2. Injeção de vírus adenoassociado (AAV)
   NOTA: AAV9-syn-jGCaMP7s-WPRE foi utilizado no presente experimento. jGCaMP7s é um indicador de cálcio geneticamente codificado que emite fluorescência verde³. Como o presente estudo utilizou um camundongo do tipo selvagem como sujeito, um vetor viral foi necessário para transfectar os neurônios com o gene indicador de cálcio verde-fluorescente e permitir a expressão. Pesquisadores usando camundongos transgênicos expressando o indicador de cálcio verde-fluorescente como seus sujeitos podem pular o protocolo 2.2.
   1. Monte a agulha interna de um cateter intravenoso (i.v.) de 20 G no braço estereotáxico e puncione lentamente (~100 - 200 μm/min) o cérebro nas coordenadas apropriadas (as mesmas coordenadas usadas durante o implante da lente de relé) (Figura 2B3).
   2. Abaixe a agulha de microinjeção a uma velocidade de 100-200 μm/min no CA1 ventral e infunda (~ 25 nL/min) 200 nL do vetor viral na região alvo (-3,16 mm AP, 3,25 mm ML e -3,50 mm DV do bregma).
   3. Aguarde 10 minutos para permitir que o vírus se difunda e minimizar o fluxo de retorno.
   4. Retire (~100-200 μm/min) a agulha de microinjeção.
3. Implante de lente de relé
   1. Desinfetar a lente do relé com álcool a 75%^10,16 e, em seguida^, enxaguar com solução salina isenta de pirogênio. Mergulhe a lente em solução salina fria livre de pirogênio até a implantação.
      NOTA: Uma lente fria minimiza o edema cerebral quando colocada no cérebro.
   2. Segure a lente do relé usando um grampo de micro buldogue (Figura 2B3) cujos dentes foram cobertos com tubos termoencolhíveis.
      NOTA: O grampo do buldogue pode segurar firmemente a lente sem danificá-la. Consulte Resendez et ^al.8 para o método de fazer a braçadeira de buldogue coberta de tubos.

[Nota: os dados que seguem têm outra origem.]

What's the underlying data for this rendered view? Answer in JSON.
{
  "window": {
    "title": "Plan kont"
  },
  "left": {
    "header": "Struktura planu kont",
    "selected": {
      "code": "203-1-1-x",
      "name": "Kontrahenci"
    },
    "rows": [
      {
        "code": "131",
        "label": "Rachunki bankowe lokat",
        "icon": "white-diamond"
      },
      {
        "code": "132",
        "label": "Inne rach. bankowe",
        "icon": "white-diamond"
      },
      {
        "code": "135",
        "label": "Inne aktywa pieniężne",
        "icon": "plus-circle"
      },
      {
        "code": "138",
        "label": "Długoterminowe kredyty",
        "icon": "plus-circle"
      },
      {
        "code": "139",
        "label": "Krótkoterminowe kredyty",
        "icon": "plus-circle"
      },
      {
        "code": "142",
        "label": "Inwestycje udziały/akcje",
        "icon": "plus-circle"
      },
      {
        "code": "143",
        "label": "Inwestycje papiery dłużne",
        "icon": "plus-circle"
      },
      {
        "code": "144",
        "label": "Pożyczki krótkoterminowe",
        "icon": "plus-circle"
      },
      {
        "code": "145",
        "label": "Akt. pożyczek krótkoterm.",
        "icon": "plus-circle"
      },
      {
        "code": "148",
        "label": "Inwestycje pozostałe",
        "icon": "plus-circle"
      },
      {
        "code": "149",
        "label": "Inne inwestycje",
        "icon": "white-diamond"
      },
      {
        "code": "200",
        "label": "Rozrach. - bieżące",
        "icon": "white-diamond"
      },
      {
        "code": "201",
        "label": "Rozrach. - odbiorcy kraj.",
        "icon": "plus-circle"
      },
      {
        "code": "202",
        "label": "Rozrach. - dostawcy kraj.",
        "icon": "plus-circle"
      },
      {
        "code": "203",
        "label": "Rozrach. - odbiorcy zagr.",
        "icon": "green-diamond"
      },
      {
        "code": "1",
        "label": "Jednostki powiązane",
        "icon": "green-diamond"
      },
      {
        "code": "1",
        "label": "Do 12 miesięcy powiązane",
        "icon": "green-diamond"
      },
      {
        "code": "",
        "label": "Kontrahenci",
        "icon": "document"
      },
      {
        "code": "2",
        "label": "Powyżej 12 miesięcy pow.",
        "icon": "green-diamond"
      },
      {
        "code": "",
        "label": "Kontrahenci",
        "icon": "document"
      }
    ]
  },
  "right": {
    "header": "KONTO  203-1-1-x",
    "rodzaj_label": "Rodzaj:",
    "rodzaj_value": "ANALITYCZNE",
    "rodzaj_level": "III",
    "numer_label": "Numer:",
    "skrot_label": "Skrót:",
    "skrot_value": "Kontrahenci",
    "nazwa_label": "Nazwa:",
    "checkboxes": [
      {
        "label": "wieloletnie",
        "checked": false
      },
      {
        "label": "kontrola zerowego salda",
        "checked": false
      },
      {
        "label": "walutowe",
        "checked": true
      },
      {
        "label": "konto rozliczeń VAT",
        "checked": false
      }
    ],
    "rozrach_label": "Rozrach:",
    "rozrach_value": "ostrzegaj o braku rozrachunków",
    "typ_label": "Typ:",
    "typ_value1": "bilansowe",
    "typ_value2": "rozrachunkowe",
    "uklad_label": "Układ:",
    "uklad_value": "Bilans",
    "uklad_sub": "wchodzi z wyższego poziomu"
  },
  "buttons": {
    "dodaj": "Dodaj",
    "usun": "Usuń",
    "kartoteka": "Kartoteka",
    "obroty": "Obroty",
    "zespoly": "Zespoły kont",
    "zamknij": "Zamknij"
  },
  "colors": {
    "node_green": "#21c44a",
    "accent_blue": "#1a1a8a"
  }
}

   3. Coloque lentamente (~100 - 200 μm/min) a lente de relé no topo da região alvo (-3,16 mm AP, 3,50 mm ML e -3,50 mm DV do bregma) e estabilize-a com cimento dental.
4. Baseplating fictício
   NOTA: O objetivo do "baseplating fictício" durante a cirurgia de implantação é criar uma base de cimento dentário, a fim de reduzir a quantidade de cimento dentário que precisa ser aplicado durante o procedimento de baseplating real várias semanas depois. Desta forma, o risco de uma mudança no volume do cimento dentário é minimizado.

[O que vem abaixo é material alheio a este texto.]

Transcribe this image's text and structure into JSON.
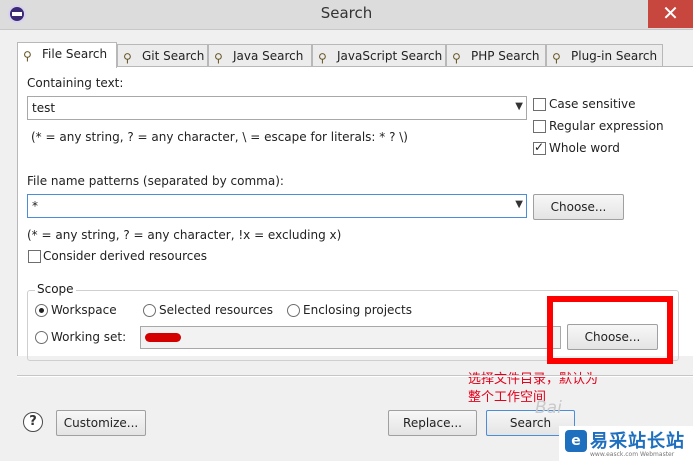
{
  "window": {
    "title": "Search",
    "close_label": "✕"
  },
  "tabs": [
    {
      "label": "File Search",
      "icon": "file-search-icon",
      "active": true
    },
    {
      "label": "Git Search",
      "icon": "git-search-icon"
    },
    {
      "label": "Java Search",
      "icon": "java-search-icon"
    },
    {
      "label": "JavaScript Search",
      "icon": "javascript-search-icon"
    },
    {
      "label": "PHP Search",
      "icon": "php-search-icon"
    },
    {
      "label": "Plug-in Search",
      "icon": "plugin-search-icon"
    }
  ],
  "containing": {
    "label": "Containing text:",
    "value": "test",
    "hint": "(* = any string, ? = any character, \\ = escape for literals: * ? \\)"
  },
  "options": {
    "case_sensitive": {
      "label": "Case sensitive",
      "checked": false
    },
    "regex": {
      "label": "Regular expression",
      "checked": false
    },
    "whole_word": {
      "label": "Whole word",
      "checked": true
    }
  },
  "patterns": {
    "label": "File name patterns (separated by comma):",
    "value": "*",
    "choose": "Choose...",
    "hint": "(* = any string, ? = any character, !x = excluding x)",
    "derived_label": "Consider derived resources"
  },
  "scope": {
    "legend": "Scope",
    "workspace": "Workspace",
    "selected": "Selected resources",
    "enclosing": "Enclosing projects",
    "working_set": "Working set:",
    "choose": "Choose..."
  },
  "annotation": {
    "line1": "选择文件目录，默认为",
    "line2": "整个工作空间"
  },
  "footer": {
    "customize": "Customize...",
    "replace": "Replace...",
    "search": "Search"
  },
  "watermark": {
    "bai": "Bai",
    "site": "易采站长站",
    "url": "www.easck.com  Webmaster"
  },
  "colors": {
    "annotation_red": "#e3001b",
    "focus_blue": "#4b8dd6",
    "brand_blue": "#1f6fbf"
  }
}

   1. Prenda a lente objetiva na parte inferior do miniscópio e monte a placa de base no miniscópio (nesta etapa, a montagem da lente objetiva ancorada, da placa de base e do miniscópio ainda não foi colocada sobre o crânio do mouse).
   2. Enrolar 10 cm de película de parafina em torno do exterior da placa de base (Figura 4A).
   3. Segure o miniscópio com a sonda de braço estereotáxica usando argila adesiva reutilizável.
   4. Alinhe a lente objetiva sobre a lente do relé com o mínimo de espaço possível entre as lentes (Figura 4B).
   5. Use cimento dentário para fixar o posicionamento da placa de base (de modo que o cimento toque apenas o filme de parafina).
   6. Quando o cimento dentário tiver secado, remova o filme.
   7. Remova a placa de base e o miniscópio. A base de cimento dental é oca (Figura 4B).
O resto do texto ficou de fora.